Marie-Therese Wisniowski

This blogspot has a number of related articles on felt and felted objects some of which have been listed below for your convenience.
Felted Garments
Fabric Construction - Felt
Nuno Felted Scarves@Felted Pleasure
Hallstatt Textiles

Felting is one of the oldest methods of making fabrics. Primitive peoples made felt by washing wool fleece, spreading it out while still wet, and beating it until it had matted and shrunk together in fabric-like form. In the modern factory, layers of fiber webs are built up until the desired thickness is attained and then heat, soap and vibration are used to mat the fibers together and to shrink or full the cloth. Finishing processes for felt resemble those for woven fabrics.

Lilyana Bekic, Grey Corollarium (2009).

Felt has many industrial and clothing uses. It is used industrially for cladding, sound proofing, insulation, filtering, polishing and wicking. Traditionally felt is not used for "fitted" clothing because it lacks the flexibility and elasticity of fabrics made from yarns. It has a wide use in such things as hats, house slippers, and clothing decorations and pendants. Because felt does not fray, it needs no seam finish. Colored felt letters or decorations on white sport sweaters or other garments often fade in washing and so should be removed or the garments should be sent to a dry cleaner who knows how to treat them.

With the resurgence of interest in the making of felted objects over the last decade, felt as garments are now making an "indie" fashion statement.

Felted Accessories

Vanderbos – embracement #058 (2007).
Materials and Techniques: Industrial felt; sewn, steam molded.
Size: 65 x 50 x 25 cm.
Photograph courtesy of Mirjam Verschoor[1].

Gar Wang – Watermelon Hat (2003).
Materials and Techniques: Merino wool; wet felted.
Size: 50.8 x 25.4.
Photograph courtesy of Claus Wickrath[1].

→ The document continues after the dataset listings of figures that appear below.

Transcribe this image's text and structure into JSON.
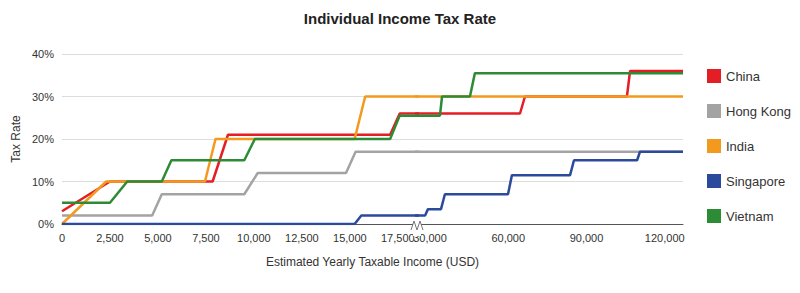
{
  "chart_data": {
    "type": "line",
    "title": "Individual Income Tax Rate",
    "x_label": "Estimated Yearly Taxable Income (USD)",
    "y_label": "Tax Rate",
    "xlim": [
      [
        0,
        18500
      ],
      [
        25000,
        127000
      ]
    ],
    "xticks": [
      [
        0,
        {
          "value": 2500,
          "label": "2,500"
        },
        {
          "value": 5000,
          "label": "5,000"
        },
        {
          "value": 7500,
          "label": "7,500"
        },
        {
          "value": 10000,
          "label": "10,000"
        },
        {
          "value": 12500,
          "label": "12,500"
        },
        {
          "value": 15000,
          "label": "15,000"
        },
        {
          "value": 17500,
          "label": "17,500"
        }
      ],
      [
        {
          "value": 30000,
          "label": "30,000"
        },
        {
          "value": 60000,
          "label": "60,000"
        },
        {
          "value": 90000,
          "label": "90,000"
        },
        {
          "value": 120000,
          "label": "120,000"
        }
      ]
    ],
    "ylim": [
      0,
      40
    ],
    "yticks": [
      {
        "value": 0,
        "label": "0%"
      },
      {
        "value": 10,
        "label": "10%"
      },
      {
        "value": 20,
        "label": "20%"
      },
      {
        "value": 30,
        "label": "30%"
      },
      {
        "value": 40,
        "label": "40%"
      }
    ],
    "grid": true,
    "legend": "right",
    "series": [
      {
        "name": "China",
        "color": "#e31e24",
        "x": [
          0,
          2500,
          7850,
          8650,
          17100,
          17600,
          64500,
          66400,
          105500,
          106700,
          127000
        ],
        "values": [
          3,
          10,
          10,
          21,
          21,
          26,
          26,
          30,
          30,
          36,
          36
        ]
      },
      {
        "name": "Hong Kong",
        "color": "#a3a3a3",
        "x": [
          0,
          4700,
          5200,
          9500,
          10200,
          14800,
          15300,
          127000
        ],
        "values": [
          2,
          2,
          7,
          7,
          12,
          12,
          17,
          17
        ]
      },
      {
        "name": "India",
        "color": "#f39a1e",
        "x": [
          0,
          2300,
          7450,
          8000,
          15250,
          15800,
          127000
        ],
        "values": [
          0,
          10,
          10,
          20,
          20,
          30,
          30
        ]
      },
      {
        "name": "Singapore",
        "color": "#2a4a9b",
        "x": [
          0,
          15250,
          15600,
          28100,
          29200,
          34200,
          35700,
          59900,
          61400,
          83700,
          85200,
          109400,
          110500,
          127000
        ],
        "values": [
          0,
          0,
          2,
          2,
          3.5,
          3.5,
          7,
          7,
          11.5,
          11.5,
          15,
          15,
          17,
          17
        ]
      },
      {
        "name": "Vietnam",
        "color": "#2e8b35",
        "x": [
          0,
          2500,
          3400,
          5200,
          5700,
          9500,
          10050,
          17100,
          17600,
          33800,
          34600,
          45300,
          47200,
          127000
        ],
        "values": [
          5,
          5,
          10,
          10,
          15,
          15,
          20,
          20,
          25.5,
          25.5,
          30,
          30,
          35.5,
          35.5
        ]
      }
    ]
  }
}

Leiko Uchiyama – Mosaic (2009).
Materials and Techniques: Merino wool, silk fabric; dyed, wet felted.
Size: 160 x 50 cm.
Photograph courtesy of Kazuhiro Kobushi[1].

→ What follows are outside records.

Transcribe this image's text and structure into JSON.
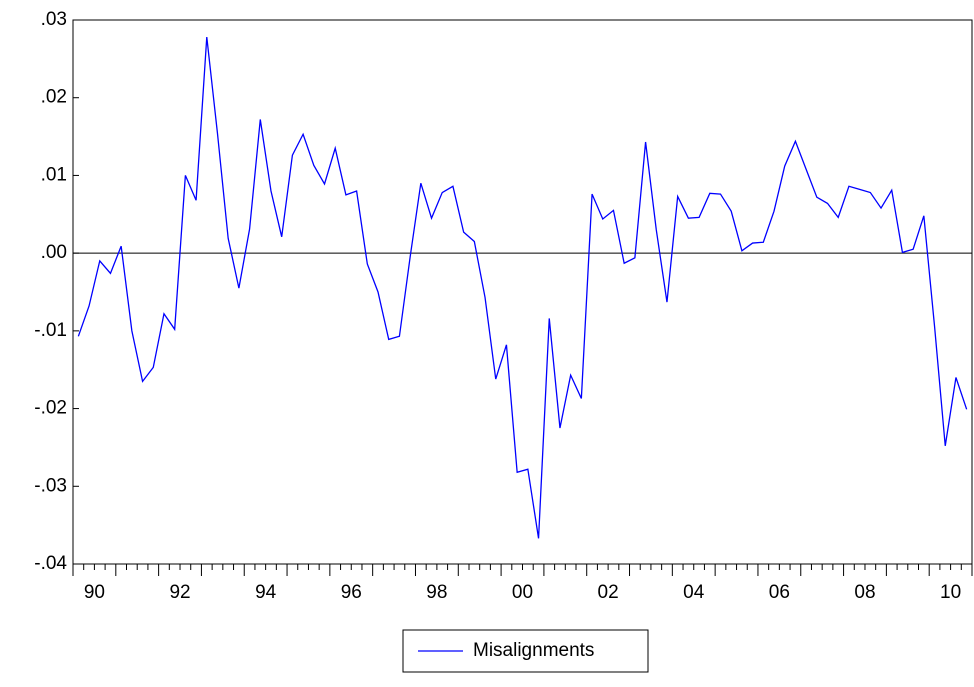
{
  "chart_data": {
    "type": "line",
    "categories": [
      "90",
      null,
      null,
      null,
      null,
      null,
      null,
      null,
      "92",
      null,
      null,
      null,
      null,
      null,
      null,
      null,
      "94",
      null,
      null,
      null,
      null,
      null,
      null,
      null,
      "96",
      null,
      null,
      null,
      null,
      null,
      null,
      null,
      "98",
      null,
      null,
      null,
      null,
      null,
      null,
      null,
      "00",
      null,
      null,
      null,
      null,
      null,
      null,
      null,
      "02",
      null,
      null,
      null,
      null,
      null,
      null,
      null,
      "04",
      null,
      null,
      null,
      null,
      null,
      null,
      null,
      "06",
      null,
      null,
      null,
      null,
      null,
      null,
      null,
      "08",
      null,
      null,
      null,
      null,
      null,
      null,
      null,
      "10",
      null,
      null,
      null
    ],
    "series": [
      {
        "name": "Misalignments",
        "color": "#0000ff",
        "values": [
          -0.0107,
          -0.0068,
          -0.001,
          -0.0026,
          0.0009,
          -0.01,
          -0.0165,
          -0.0147,
          -0.0078,
          -0.0098,
          0.01,
          0.0068,
          0.0278,
          0.0154,
          0.0019,
          -0.0045,
          0.0031,
          0.0172,
          0.008,
          0.0021,
          0.0126,
          0.0153,
          0.0113,
          0.0089,
          0.0135,
          0.0075,
          0.008,
          -0.0014,
          -0.005,
          -0.0111,
          -0.0107,
          -0.0005,
          0.009,
          0.0045,
          0.0078,
          0.0086,
          0.0027,
          0.0015,
          -0.0057,
          -0.0162,
          -0.0118,
          -0.0282,
          -0.0278,
          -0.0367,
          -0.0084,
          -0.0225,
          -0.0157,
          -0.0187,
          0.0076,
          0.0044,
          0.0055,
          -0.0013,
          -0.0006,
          0.0143,
          0.003,
          -0.0063,
          0.0073,
          0.0045,
          0.0046,
          0.0077,
          0.0076,
          0.0054,
          0.0003,
          0.0013,
          0.0014,
          0.0054,
          0.0112,
          0.0144,
          0.0108,
          0.0072,
          0.0064,
          0.0046,
          0.0086,
          0.0082,
          0.0078,
          0.0058,
          0.0081,
          0.0001,
          0.0005,
          0.0048,
          -0.0094,
          -0.0248,
          -0.016,
          -0.0201
        ]
      }
    ],
    "ylim": [
      -0.04,
      0.03
    ],
    "yticks": [
      {
        "value": -0.04,
        "label": "-.04"
      },
      {
        "value": -0.03,
        "label": "-.03"
      },
      {
        "value": -0.02,
        "label": "-.02"
      },
      {
        "value": -0.01,
        "label": "-.01"
      },
      {
        "value": 0,
        "label": ".00"
      },
      {
        "value": 0.01,
        "label": ".01"
      },
      {
        "value": 0.02,
        "label": ".02"
      },
      {
        "value": 0.03,
        "label": ".03"
      }
    ],
    "zero_line": true,
    "legend": "bottom"
  }
}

Sue Heathcote – Wrap (2006).
Materials and Techniques: Lamb's wool; machine knitted, hand manipulated.
Size: 184 x 28 cm.
Photograph courtesy of Noel Shelley[1].

Carol Ingram – Marketplace Wrap (2009).
Materials and Techniques: Merino roving, commercial merino pre-felt, paj silk, rayon, silk chiffon; hand dyed, wet felted, nuno techniques.
Size: 172.7 x 36.8 cm.
Photograph courtesy of Jody Brewer[1].

Uta Marschmann – Adere Elecko: Path to the Mill (2007).
Materials and Techniques: Merino fleece, natural indigo; wet felted, dyed, reserve technique.
Size: 160 x 50 cm.
Photograph courtesy of Alexander Heuberger[1].

Sheila Ahern – Cloche Hat (2008).
Materials and Techniques: Merino fleece, mulberry silk; wet felted.
Size: 16 x 25 cm.
Photograph courtesy of Joanna Tomaszewska[1].

Karoliina Arvilommi – Karelia Hat (2007).
Materials and Techniques: Finnish Landrace wool batting, yarn; wet felted.
Size: 35 x 35 x 20 cm.
Photograph courtesy of Liselotte Habets[1].

Bottura Sabrina – Column Hat (2009).
Materials and Techniques: Merino fleece; wet felted, handmade.
Size: 19 x 17 x 18 cm.
Photograph courtesy of artist[1].

Gar Wang – Broccoli Crown and Hole-Y Shirt (2003).
Materials and Techniques: Merino wool; hand dyed, felted.
Size: Crown - 30 x 23 cm; Shirt - 50 x 50 cm.
Photograph courtesy of Claus Wickrath[1].

[1] N. Mornu and J. Hale, 500 Felt Objects, Lark Crafts, New York (2011).